Edit: Added the requested changes.
There are two parts to this problem.
Getting the data out of the database and into a list of rows.
I would use a Spring SimpleJdbcOperations for the database access, so that things at least appear functional, even though the ResultSet is being changed behind the scenes.
First, some a simple conversion to let us use a closure to map each row:
implicit def rowMapper[T<:AnyRef](func: (ResultSet)=>T) =
new ParameterizedRowMapper[T]{
override def mapRow(rs:ResultSet, row:Int):T = func(rs)
}
Then let's define a data structure to store the results. (You could use a tuple, but defining my own case class has advantage of being just a little bit clearer regarding the names of things.)

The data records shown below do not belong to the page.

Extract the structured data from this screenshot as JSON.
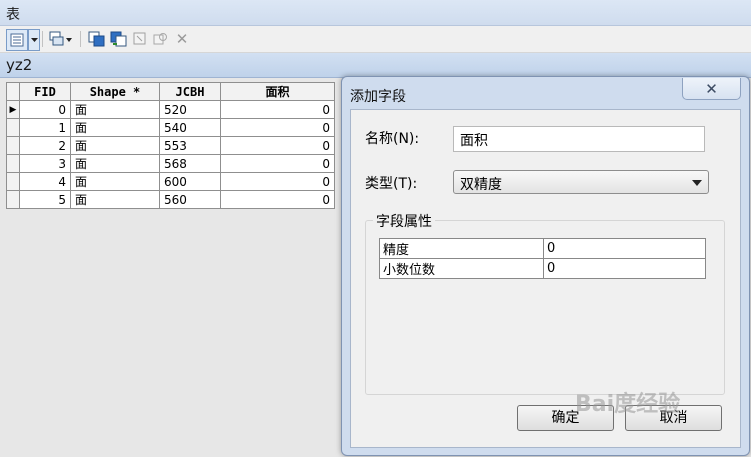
{
  "window": {
    "title": "表"
  },
  "toolbar": {
    "icons": [
      "table-options-icon",
      "dropdown-arrow-icon",
      "related-tables-icon",
      "select-by-attributes-icon",
      "switch-selection-icon",
      "clear-selection-icon",
      "zoom-to-selected-icon",
      "delete-selected-icon"
    ]
  },
  "tab": {
    "name": "yz2"
  },
  "table": {
    "columns": [
      "FID",
      "Shape *",
      "JCBH",
      "面积"
    ],
    "rows": [
      {
        "fid": "0",
        "shape": "面",
        "jcbh": "520",
        "area": "0"
      },
      {
        "fid": "1",
        "shape": "面",
        "jcbh": "540",
        "area": "0"
      },
      {
        "fid": "2",
        "shape": "面",
        "jcbh": "553",
        "area": "0"
      },
      {
        "fid": "3",
        "shape": "面",
        "jcbh": "568",
        "area": "0"
      },
      {
        "fid": "4",
        "shape": "面",
        "jcbh": "600",
        "area": "0"
      },
      {
        "fid": "5",
        "shape": "面",
        "jcbh": "560",
        "area": "0"
      }
    ]
  },
  "dialog": {
    "title": "添加字段",
    "close_glyph": "✕",
    "name_label": "名称(N):",
    "name_value": "面积",
    "type_label": "类型(T):",
    "type_value": "双精度",
    "group_label": "字段属性",
    "properties": [
      {
        "key": "精度",
        "value": "0"
      },
      {
        "key": "小数位数",
        "value": "0"
      }
    ],
    "ok_label": "确定",
    "cancel_label": "取消"
  },
  "watermark": "Bai度经验"
}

case class CategoryValue(category:String, property:String)
Now select from the database
val db:SimpleJdbcOperations = //get this somehow
val resultList:java.util.List[CategoryValue] =
db.query("select category, property from category_value",
{ rs:ResultSet => CategoryValue(rs.getString(1),rs.getString(2)) } )

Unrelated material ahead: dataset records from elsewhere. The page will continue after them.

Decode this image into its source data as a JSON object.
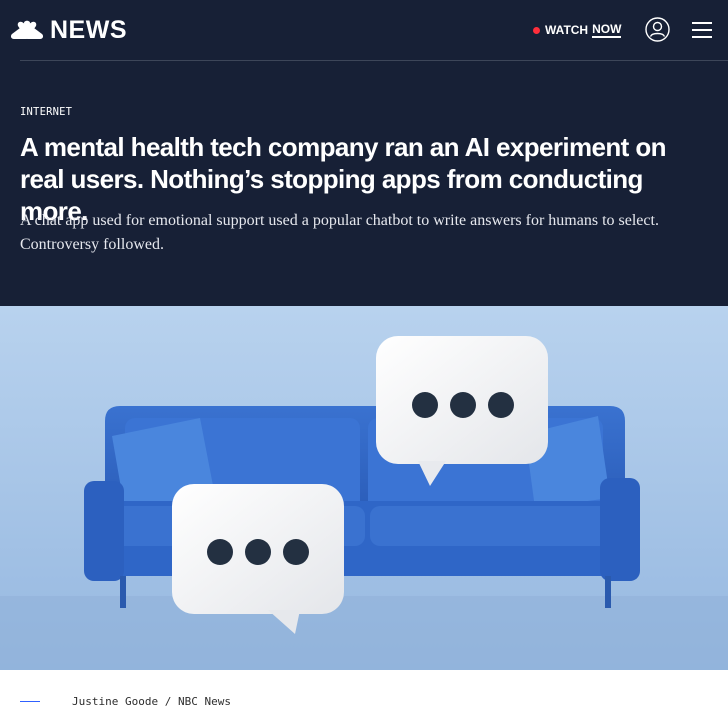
{
  "header": {
    "logo_text": "NEWS",
    "watch_label": "WATCH",
    "watch_now_label": "NOW",
    "live_color": "#ff2e3b",
    "account_icon": "user-circle-icon",
    "menu_icon": "hamburger-menu-icon"
  },
  "article": {
    "section": "INTERNET",
    "headline": "A mental health tech company ran an AI experiment on real users. Nothing’s stopping apps from conducting more.",
    "dek": "A chat app used for emotional support used a popular chatbot to write answers for humans to select. Controversy followed."
  },
  "image": {
    "description_icon": "couch-with-speech-bubbles-illustration",
    "credit": "Justine Goode / NBC News"
  },
  "colors": {
    "header_bg": "#172036",
    "accent_rule": "#3061ff",
    "sofa_blue": "#2f66c7",
    "backdrop_blue": "#a9c6e8"
  }
}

Converting the data from a list of rows into the format that you actually want
import scala.collection.JavaConversions._
val result:Map[String,Set[String]] =
resultList.groupBy(_.category).mapValues(_.map(_.property).toSet)
(You can omit the type annotations. I've included them to make it clear what's going on.)

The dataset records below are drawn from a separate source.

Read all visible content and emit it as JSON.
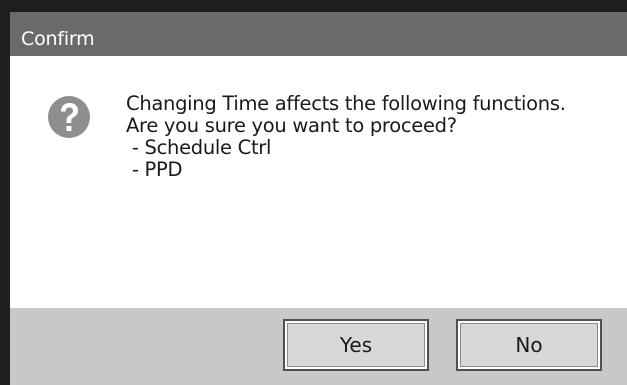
{
  "dialog": {
    "title": "Confirm",
    "icon": "question-icon",
    "message_lines": [
      "Changing Time affects the following functions.",
      "Are you sure you want to proceed?",
      " - Schedule Ctrl",
      " - PPD"
    ],
    "buttons": {
      "yes_label": "Yes",
      "no_label": "No"
    }
  },
  "colors": {
    "title_bar": "#6a6a6a",
    "footer": "#c8c8c8",
    "icon": "#8e8e8e"
  }
}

Builders are built for this purpose. Get one via the desired collection type companion, e.g. HashMap.newBuilder[String, Set[String]].
This solution is basically the same as my other solution, but it doesn't use Spring, and the logic for converting a ResultSet to some sort of list is simpler than Debilski's solution.
def streamFromResultSet[T](rs:ResultSet)(func: ResultSet => T):Stream[T] = {
if (rs.next())
func(rs) #:: streamFromResultSet(rs)(func)
else
rs.close()
Stream.empty
}
def fillMap(statement:java.sql.Statement):Map[String,Set[String]] = {
case class CategoryValue(category:String, property:String)
val resultSet = statement.executeQuery("""
select category, property from category_value
""")
val queryResult = streamFromResultSet(resultSet){rs =>
CategoryValue(rs.getString(1),rs.getString(2))
}
queryResult.groupBy(_.category).mapValues(_.map(_.property).toSet)
}
There is only one approach I can think of that does not include either mutable state or extensive copying*. It is actually a very basic technique I learnt in my first term studying CS. Here goes, abstracting from the database stuff:
def empty[K,V](k : K) : Option[V] = None
def add[K,V](m : K => Option[V])(k : K, v : V) : K => Option[V] = q => {
if ( k == q ) {
Some(v)
}
else {
m(q)
}
}
def build[K,V](input : TraversableOnce[(K,V)]) : K => Option[V] = {
input.foldLeft(empty[K,V]_)((m,i) => add(m)(i._1, i._2))
}
Usage example:
val map = build(List(("a",1),("b",2)))
println("a " + map("a"))
println("b " + map("b"))
println("c " + map("c"))
> a Some(1)
> b Some(2)
> c None
Of course, the resulting function does not have type Map (nor any of its benefits) and has linear lookup costs. I guess you could implement something in a similar way that mimicks simple search trees.
(*) I am talking concepts here. In reality, things like value sharing might enable e.g. mutable list constructions without memory overhead.